We let the sounds of the coffee shop envelope us up for a few moments.
“Do you think God punishes us for our dreams?” she asked, looking straight at me.

“Oh, no. Here we go. Don’t ask me.” It was my turn to watch the street traffic.

“How do you do it?” she asked.

“Do what?” I said, although I knew exactly what she meant. It always came down to this, the believers curious about the non-believers. They look at us with the same skepticism that we use when we look up towards heaven. She waited.

“I believe in stuff.” I said a bit defensively. “I believe in science. I believe in people. I…”

“Do you know what my sister-in-law said to me last night?” she said, interrupting.

“Chris? No. Tell me.”

“She said, ‘God must have wanted the baby more than I did.’”

“Ow,” I said, wincing.

“She said it was God’s will and all that. What do you think of that?”

“You really want to know?”

She nodded her head yes.

“I think it’s funny, even if you do believe, to imagine God’s up there in the sky, looming over us, like some white-haired judge on the “People’s Court,” deciding who deserves babies, who wants them badly enough, who dreams in the singular. Don’t you think he’s got enough to do? Why can’t bad stuff just happen?”

“That’s it, your philosophy? Bad stuff happens?” Lizzie said, her lips reluctantly turning into a smile. She poured herself another cup of coffee.

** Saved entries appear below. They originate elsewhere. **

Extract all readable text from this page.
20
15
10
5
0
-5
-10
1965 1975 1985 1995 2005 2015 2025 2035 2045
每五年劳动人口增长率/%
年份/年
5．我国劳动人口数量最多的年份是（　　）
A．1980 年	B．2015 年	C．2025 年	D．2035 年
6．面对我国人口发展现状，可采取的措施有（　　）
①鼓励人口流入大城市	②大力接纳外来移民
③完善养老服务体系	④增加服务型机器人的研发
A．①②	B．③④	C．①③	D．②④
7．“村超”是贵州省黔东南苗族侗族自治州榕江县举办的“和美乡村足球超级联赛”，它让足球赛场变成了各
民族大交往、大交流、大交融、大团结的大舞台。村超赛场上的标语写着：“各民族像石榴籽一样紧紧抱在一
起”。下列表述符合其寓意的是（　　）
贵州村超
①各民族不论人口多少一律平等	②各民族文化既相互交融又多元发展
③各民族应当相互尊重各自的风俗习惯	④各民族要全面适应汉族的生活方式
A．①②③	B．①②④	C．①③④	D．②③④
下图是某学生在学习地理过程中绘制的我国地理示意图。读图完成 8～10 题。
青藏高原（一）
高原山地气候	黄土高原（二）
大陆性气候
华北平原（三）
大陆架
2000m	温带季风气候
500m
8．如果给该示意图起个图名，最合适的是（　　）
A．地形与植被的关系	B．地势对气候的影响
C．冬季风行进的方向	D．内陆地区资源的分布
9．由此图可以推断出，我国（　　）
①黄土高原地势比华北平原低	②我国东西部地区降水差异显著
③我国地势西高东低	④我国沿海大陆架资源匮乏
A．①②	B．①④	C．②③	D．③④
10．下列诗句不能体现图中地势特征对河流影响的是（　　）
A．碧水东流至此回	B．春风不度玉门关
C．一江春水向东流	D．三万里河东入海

“Impressive, isn’t it?” I said, laughing. “Listen, I’m not proud of this. I’m winging it every day. I wish I could believe sometimes. I look at people who are comforted by their religion and envy that framework. All that certainty and answers to big questions.” I squirmed in my seat. “Rich and I wonder if we’re doing right by our kids. I know they’re little, but I tell them all the time, do the right thing because it’s the right thing. Be good people. Be kind. Be compassionate.” I shrugged. “What do I know? I’m flying without a safety net.”

I waited while she poured cream and sugar in it and stirred slowly, watching the whirlpool swirling around the inside of the mug.

“Part of me knows bad stuff just happens. But still… part of me wonders if I’m being punished, or tested. It’s hard to let that go,” she said. She looked like she was five again. Like she did when we met in kindergarten, in Sunday school of all places.